Soon, though, Timothy announced that we were two tenths of a mile from the road!
Okay, so I’ll admit that I didn’t quite believe him at first, since it took bloody long enough to get there — but, in fact, he was right. Abruptly, after rounding a long bend, the trail dumped us out at the base of one last wicked gravel climb. We both wound up walking part of that one.
With that bastard behind us, though, we were home free. Suddenly we were sailing along at speeds upwards of fifteen miles per hour, often hovering around nineteen. I couldn’t help but think back to the awful start of last year’s Gravel Grovel, when I watched the field ride away from me as I fought my bike with everything I had to crank out a measly 16 MPH.
Soon, we were returning to camp. Because my shoulder was not cooperating, Timothy lifted the Tricross over the barriers on the closed bridge we had to cross. We spanked along at a nice clip, and soon we came to the parked cars lining the bank opposite the MTR camp.
Denis was waiting at the spot where the end of the bridge would be. We waved to him as we passed and dove into the creek crossing. Just as we began the descent, someone zoomed up on my left side and took the line I was heading for without so much as an “On your left!” I was a bit nonplussed, but this last-minute passing attempt apparently didn’t work out for the rider in question.
Without losing another spot, we rolled up the far side (I nearly rammed Timothy from behind as his cleatlessness caused some climbing difficulty, but managed to get around without killing anyone), hung a right, and rolled through the finish line. I’m pretty sure we were both elated that we’d finished.
Our finishing time was 4:08, and we were told we could feel free to kick back and stuff our faces and take our time; the checkpoint check-in desk was in no hurry.

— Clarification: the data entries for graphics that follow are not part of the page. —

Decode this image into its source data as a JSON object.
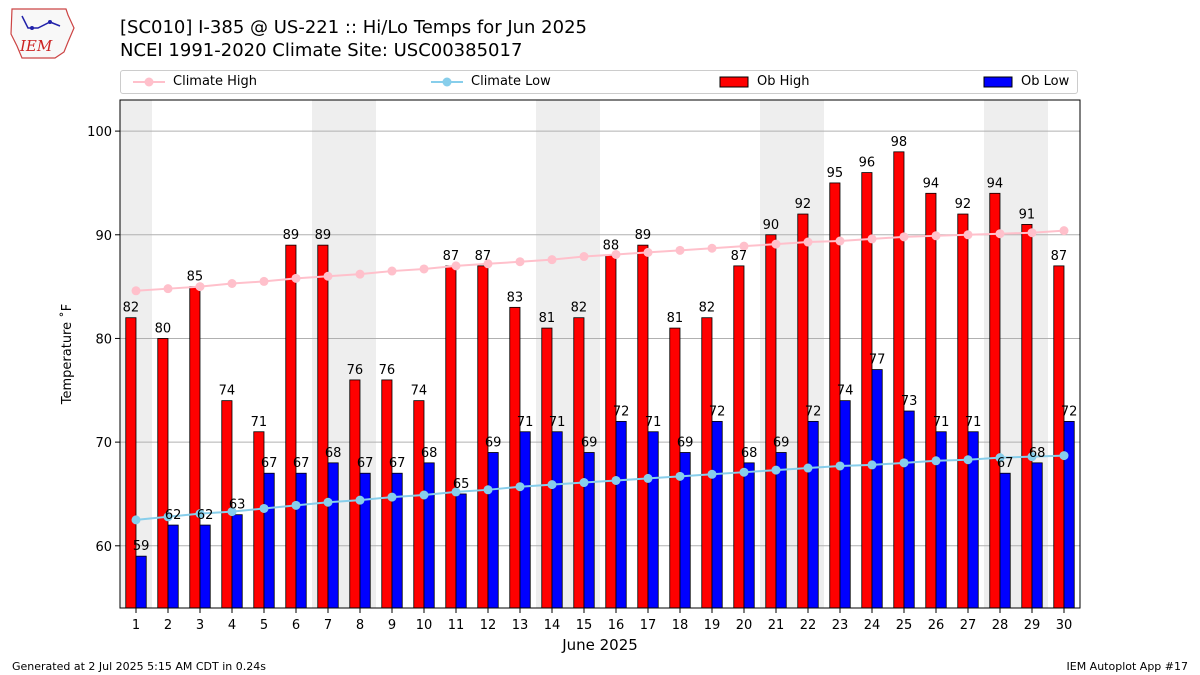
{
  "header": {
    "logo_text": "IEM",
    "title_line1": "[SC010] I-385 @ US-221  :: Hi/Lo Temps for Jun 2025",
    "title_line2": "NCEI 1991-2020 Climate Site: USC00385017"
  },
  "footer": {
    "generated": "Generated at 2 Jul 2025 5:15 AM CDT in 0.24s",
    "app": "IEM Autoplot App #17"
  },
  "colors": {
    "ob_high": "#ff0000",
    "ob_low": "#0000ff",
    "climate_high": "#ffc0cb",
    "climate_low": "#87ceeb",
    "weekend_shade": "#eeeeee",
    "grid": "#b0b0b0"
  },
  "chart_data": {
    "type": "bar",
    "xlabel": "June 2025",
    "ylabel": "Temperature ˚F",
    "ylim": [
      54,
      103
    ],
    "yticks": [
      60,
      70,
      80,
      90,
      100
    ],
    "grid": "horizontal",
    "legend_position": "top",
    "weekend_days": [
      1,
      7,
      8,
      14,
      15,
      21,
      22,
      28,
      29
    ],
    "categories": [
      1,
      2,
      3,
      4,
      5,
      6,
      7,
      8,
      9,
      10,
      11,
      12,
      13,
      14,
      15,
      16,
      17,
      18,
      19,
      20,
      21,
      22,
      23,
      24,
      25,
      26,
      27,
      28,
      29,
      30
    ],
    "series": [
      {
        "name": "Ob High",
        "kind": "bar",
        "values": [
          82,
          80,
          85,
          74,
          71,
          89,
          89,
          76,
          76,
          74,
          87,
          87,
          83,
          81,
          82,
          88,
          89,
          81,
          82,
          87,
          90,
          92,
          95,
          96,
          98,
          94,
          92,
          94,
          91,
          87
        ]
      },
      {
        "name": "Ob Low",
        "kind": "bar",
        "values": [
          59,
          62,
          62,
          63,
          67,
          67,
          68,
          67,
          67,
          68,
          65,
          69,
          71,
          71,
          69,
          72,
          71,
          69,
          72,
          68,
          69,
          72,
          74,
          77,
          73,
          71,
          71,
          67,
          68,
          72
        ]
      },
      {
        "name": "Climate High",
        "kind": "line",
        "values": [
          84.6,
          84.8,
          85.0,
          85.3,
          85.5,
          85.8,
          86.0,
          86.2,
          86.5,
          86.7,
          87.0,
          87.2,
          87.4,
          87.6,
          87.9,
          88.1,
          88.3,
          88.5,
          88.7,
          88.9,
          89.1,
          89.3,
          89.4,
          89.6,
          89.8,
          89.9,
          90.0,
          90.1,
          90.2,
          90.4
        ]
      },
      {
        "name": "Climate Low",
        "kind": "line",
        "values": [
          62.5,
          62.8,
          63.1,
          63.3,
          63.6,
          63.9,
          64.2,
          64.4,
          64.7,
          64.9,
          65.2,
          65.4,
          65.7,
          65.9,
          66.1,
          66.3,
          66.5,
          66.7,
          66.9,
          67.1,
          67.3,
          67.5,
          67.7,
          67.8,
          68.0,
          68.2,
          68.3,
          68.5,
          68.6,
          68.7
        ]
      }
    ]
  }
}
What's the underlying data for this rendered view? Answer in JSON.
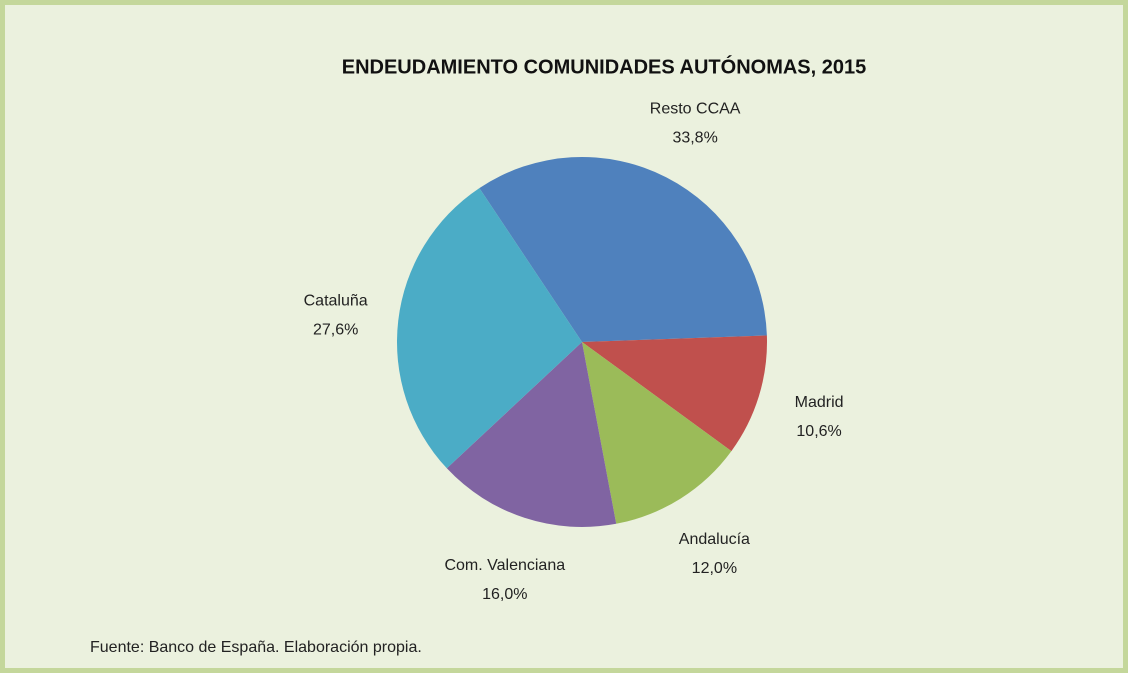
{
  "chart_data": {
    "type": "pie",
    "title": "ENDEUDAMIENTO COMUNIDADES AUTÓNOMAS, 2015",
    "categories": [
      "Resto CCAA",
      "Madrid",
      "Andalucía",
      "Com. Valenciana",
      "Cataluña"
    ],
    "values": [
      33.8,
      10.6,
      12.0,
      16.0,
      27.6
    ],
    "value_labels": [
      "33,8%",
      "10,6%",
      "12,0%",
      "16,0%",
      "27,6%"
    ],
    "colors": [
      "#4f81bd",
      "#c0504d",
      "#9bbb59",
      "#8064a2",
      "#4bacc6"
    ],
    "source": "Fuente: Banco de España. Elaboración propia."
  }
}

Inside, I crammed a Naked Burrito, a cookie, and a glass of lemonade down my gullet as fast as I could (thanks, QDoba!), then we checked in our pictures. At last, I bade Timothy good-bye, noting that I might be back if Denis wanted to cross the water, but wasn’t thinking that seemed likely.
Back at the truck, I managed to load the bike and my stuff without dropping dead; Denis observed that he thought we’d placed pretty well. On the road, we saw a good number of other racers still out plying their routes; some of them looked completely bushwhacked. Denis was optimistic about our standing in the GC; I was simply elated that we’d finished. For me, finishing the Death March marks the beginning of a new era in my racing life; one in which I plan to finish a lot more races and to finish decently well.
Today, Timothy discovered that, in fact, we did finish pretty well — 52nd out of 110 in the mens’ division; 75th out of 150 overall! Since our goal was to place in the top half of the field, we’re both pretty excited. In fact, I believe the word for what I’m feeling is “stoked!”
Anyway, that’s it for this year’s ride report. I took exactly no pictures and apparently somehow killed my Garmin out there (update: the Garmin is not dead, but it also failed somehow to record Saturday’s miles and lost a bunch of data somewhere; I’ve reset it and it seems to be functioning again), so I will have to gank pix from Timothy’s blog when he posts them.
I was planning on hitting the hills today, but I’m feeling iffy about it. Tomorrow, I will probably do the full commute to school for the first time in a number of weeks. Spring is near and my racing season is off to a great start. I’m looking forward to more of the same, with more racing opportunities this year than I’ve had before. There’s even a new team adventure race up in Hoosier National Forest in September — more on that soon!
Keep the rubber side down!
** I just noticed that I was totally wrong about this. We were Team 182 last year.